Hay quien opina que los mayores
esfuerzos regalan las mejores satisfacciones y ciertamente, llegar hasta él
requiere uno considerable, aunque tempranamente se ve recompensado por el
agradable rutear que otorga el tránsito por los apacibles valles de Yerri y
Guesálaz en un día luminoso y cristalino como hoy. Pero la verdadera contienda
se inicia con la subida al alto de Guembe, donde la peor parte se la lleva
nuestra sufrida moto, cargando sobre sus lomos con unos cuantos kilos de
humanidad. Tan buena es que ni se queja, trepa que te trepa, curva a curva,
transigiendo con el vigor de estas montañas sin inmutarse. Así que en
recompensa, tras coronar el alto, súbitamente se exhibe a quien ha osado trepar
hasta allí la serenidad del valle. El misterio se revela con todo lucimiento.

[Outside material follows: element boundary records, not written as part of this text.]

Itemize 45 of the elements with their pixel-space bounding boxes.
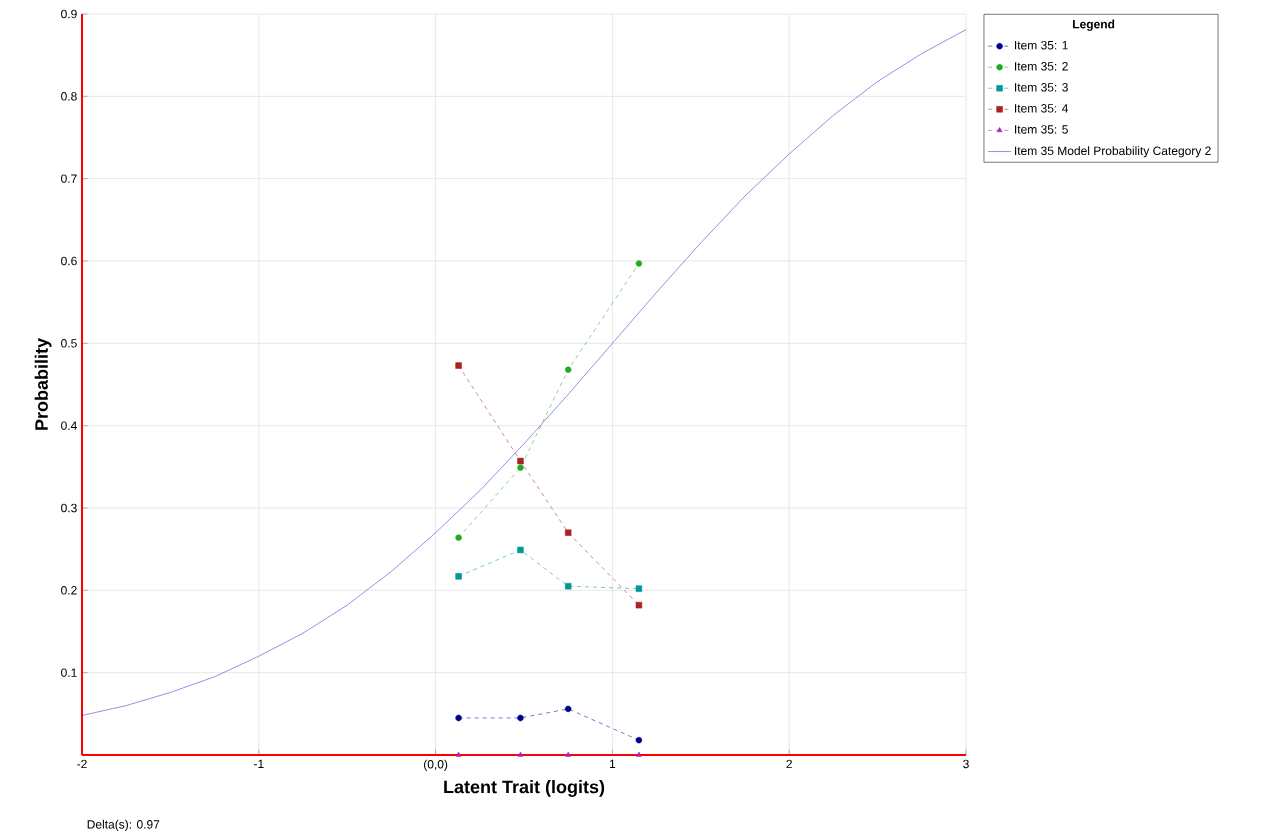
- point: [635, 601, 643, 609]
- point: [635, 585, 643, 592]
- x-tick-label: -2: [77, 759, 87, 769]
- point: [455, 573, 462, 580]
- y-tick-label: 0.5: [61, 339, 77, 348]
- point: [455, 362, 462, 369]
- x-tick-label: 1: [609, 759, 616, 768]
- y-tick-label: 0.9: [61, 9, 77, 19]
- y-tick-label: 0.8: [61, 92, 77, 101]
- y-tick-label: 0.4: [61, 421, 77, 430]
- x-tick-label: 2: [786, 759, 792, 769]
- point: [565, 751, 572, 757]
- legend-label: Item 35: 5: [1015, 125, 1068, 134]
- legend-label: Item 35 Model Probability Category 2: [1015, 146, 1211, 158]
- text: Delta(s): 0.97: [87, 819, 160, 831]
- point: [636, 751, 642, 757]
- y-tick-label: 0.2: [61, 586, 77, 595]
- point: [455, 534, 462, 541]
- y-axis-title: Probability: [34, 338, 52, 430]
- y-tick-label: 0.6: [61, 256, 77, 266]
- x-axis-title: Latent Trait (logits): [444, 780, 605, 797]
- x-tick-label: (0,0): [424, 759, 448, 771]
- point: [455, 751, 462, 757]
- point: [565, 705, 572, 713]
- point: [517, 546, 524, 554]
- point: [455, 714, 462, 722]
- point: [635, 736, 643, 744]
- point: [565, 366, 572, 373]
- point: [565, 529, 572, 536]
- point: [517, 751, 524, 757]
- point: [517, 464, 524, 471]
- legend-label: Item 35: 4: [1015, 104, 1069, 113]
- legend-label: Item 35: 3: [1015, 83, 1068, 92]
- x-tick-label: 3: [963, 759, 969, 769]
- y-tick-label: 0.3: [61, 503, 77, 513]
- point: [517, 714, 524, 722]
- legend-label: Item 35: 2: [1015, 62, 1068, 71]
- y-tick-label: 0.1: [61, 668, 77, 677]
- x-tick-label: -1: [254, 759, 264, 768]
- y-tick-label: 0.7: [61, 174, 77, 183]
- point: [565, 583, 572, 590]
- legend-label: Item 35: 1: [1015, 40, 1068, 50]
- point: [635, 260, 643, 267]
- point: [517, 457, 524, 465]
- legend-title: Legend: [1073, 19, 1115, 31]
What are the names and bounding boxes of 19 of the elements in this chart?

Escribió Nicolás Poussin, pintor
del clasicismo francés, que las cosas de perfección no hay que mirarlas con
prisa sino con tiempo, juicio y discernimiento, pues juzgarlas requiere el
mismo proceso que hacerlas..., y para eso hemos venido hasta aquí. Sabemos que
como jueces se nos escapa la objetividad por esa tendencia a ver la botella
siempre medio llena, pero esta conformidad alarga la vida, y vida larga es de
la que deben beneficiarse los moradores del valle en su disfrute diario de unos
lugares ricos en piedras cargadas de historia, en los que el tiempo se escapa
entre las manos como la arena del reloj. De historias y de leyendas, pues las
unas son complemento de la otras. ¡Cómo no iban a proliferar las leyendas en un
mundo olvidado como es éste!, tan ajeno a los trajines cotidianos.

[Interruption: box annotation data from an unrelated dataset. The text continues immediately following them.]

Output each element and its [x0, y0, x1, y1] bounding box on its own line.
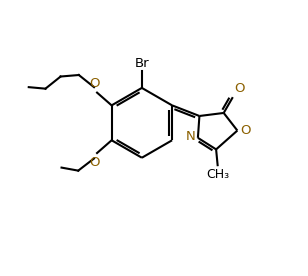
- Text: O: O: [234, 82, 245, 95]
- Text: Br: Br: [135, 57, 149, 70]
- Text: CH₃: CH₃: [206, 168, 229, 181]
- Text: O: O: [89, 156, 100, 169]
- Text: N: N: [186, 130, 196, 143]
- Text: O: O: [89, 76, 100, 90]
- Text: O: O: [240, 124, 250, 137]
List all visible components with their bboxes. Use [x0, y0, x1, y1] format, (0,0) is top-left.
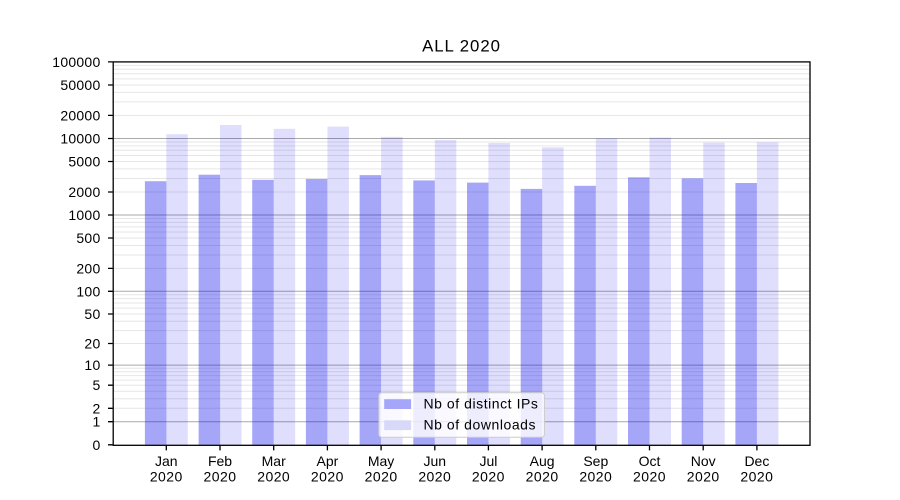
- svg-text:0: 0: [92, 437, 100, 453]
- svg-text:2020: 2020: [311, 468, 344, 484]
- svg-text:5000: 5000: [68, 154, 100, 170]
- svg-text:2020: 2020: [472, 468, 505, 484]
- svg-text:5: 5: [92, 377, 100, 393]
- svg-text:Aug: Aug: [530, 453, 555, 469]
- svg-text:Jan: Jan: [155, 453, 178, 469]
- svg-text:2020: 2020: [526, 468, 559, 484]
- svg-text:2020: 2020: [365, 468, 398, 484]
- svg-text:2020: 2020: [740, 468, 773, 484]
- svg-text:Sep: Sep: [583, 453, 608, 469]
- svg-text:Nb of distinct IPs: Nb of distinct IPs: [424, 395, 539, 411]
- svg-text:Nb of downloads: Nb of downloads: [424, 417, 537, 433]
- svg-text:Jun: Jun: [424, 453, 447, 469]
- svg-text:2000: 2000: [68, 184, 100, 200]
- svg-text:2020: 2020: [579, 468, 612, 484]
- svg-text:Dec: Dec: [744, 453, 769, 469]
- svg-text:2020: 2020: [418, 468, 451, 484]
- svg-text:200: 200: [76, 260, 100, 276]
- svg-text:2020: 2020: [633, 468, 666, 484]
- svg-text:10: 10: [84, 357, 100, 373]
- svg-text:100000: 100000: [52, 54, 100, 70]
- svg-text:Nov: Nov: [691, 453, 716, 469]
- svg-text:Oct: Oct: [639, 453, 661, 469]
- svg-text:2020: 2020: [257, 468, 290, 484]
- svg-text:2020: 2020: [687, 468, 720, 484]
- svg-text:Jul: Jul: [479, 453, 497, 469]
- svg-text:2: 2: [92, 400, 100, 416]
- svg-text:Feb: Feb: [208, 453, 232, 469]
- svg-text:500: 500: [76, 230, 100, 246]
- svg-text:Mar: Mar: [262, 453, 286, 469]
- svg-text:May: May: [368, 453, 394, 469]
- svg-text:Apr: Apr: [317, 453, 339, 469]
- svg-text:20000: 20000: [60, 107, 100, 123]
- svg-text:ALL 2020: ALL 2020: [422, 37, 501, 56]
- svg-text:100: 100: [76, 283, 100, 299]
- svg-text:20: 20: [84, 336, 100, 352]
- svg-text:2020: 2020: [204, 468, 237, 484]
- svg-text:1: 1: [92, 414, 100, 430]
- svg-text:1000: 1000: [68, 207, 100, 223]
- svg-text:2020: 2020: [150, 468, 183, 484]
- svg-text:50: 50: [84, 306, 100, 322]
- svg-text:50000: 50000: [60, 77, 100, 93]
- svg-text:10000: 10000: [60, 131, 100, 147]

Buscando rincones mágicos hemos
auscultado los recovecos de estos pueblos, que de ellos están sobrados. Algunos
son un tanto herméticos, encastillados en sus iglesias, desde las que puede uno
asomarse a un pasado remoto. Ahí está la vieja parroquia de San Ciriaco de
Goñi, sacada de un sueño, encumbrada en su promontorio, vetusta y arruinada
pero aún dominante y engreída. En sus musculosas paredes se abren las saeteras
que hablan de un pasado entre la cruz y la espada. Dentro también se escuchan
voces, voces de leyenda; esbozada en la piedra la de Teodosio de Goñi,
caballero penitente en Aralar cargado de cadenas para purgar un horrible
crimen.
Uno a uno, los cinco pueblos nos
han magnetizado, nos han permitido ejercitar algo que va más allá del ver: la
contemplación. Ante una mirada risueña, en pequeñas porciones, las escenas del
pasado han desfilado en secuencia infinita colmándonos de mito y de historia,
pero por desgracia no hay lugar aquí para tanta memoria como guarda el valle de
Goñi.
Aplacada nuestra capacidad de
admiración, es tiempo ahora de templar otro instinto más básico, ese desorden
espiritual que nos lleva a perder el control de nuestros propios actos, la
glotonería. Y que buen sitio hemos encontrado para ejercitarla: el hotel rural
Teodosio de Goñi, en Aizpún. En su acogedora terraza, con unas buenas cervezas,
hemos aquietado tan terrible pecado capital, ese vicio colérico que nos persigue
a diario y no comprendemos el porqué de su acoso. Nos han acompañado dos
convidados de piedra. Allí estaban don Quijote y Sancho en hábito de fiesteros
y, misteriosamente, un tanto alejados de su hábitat natural.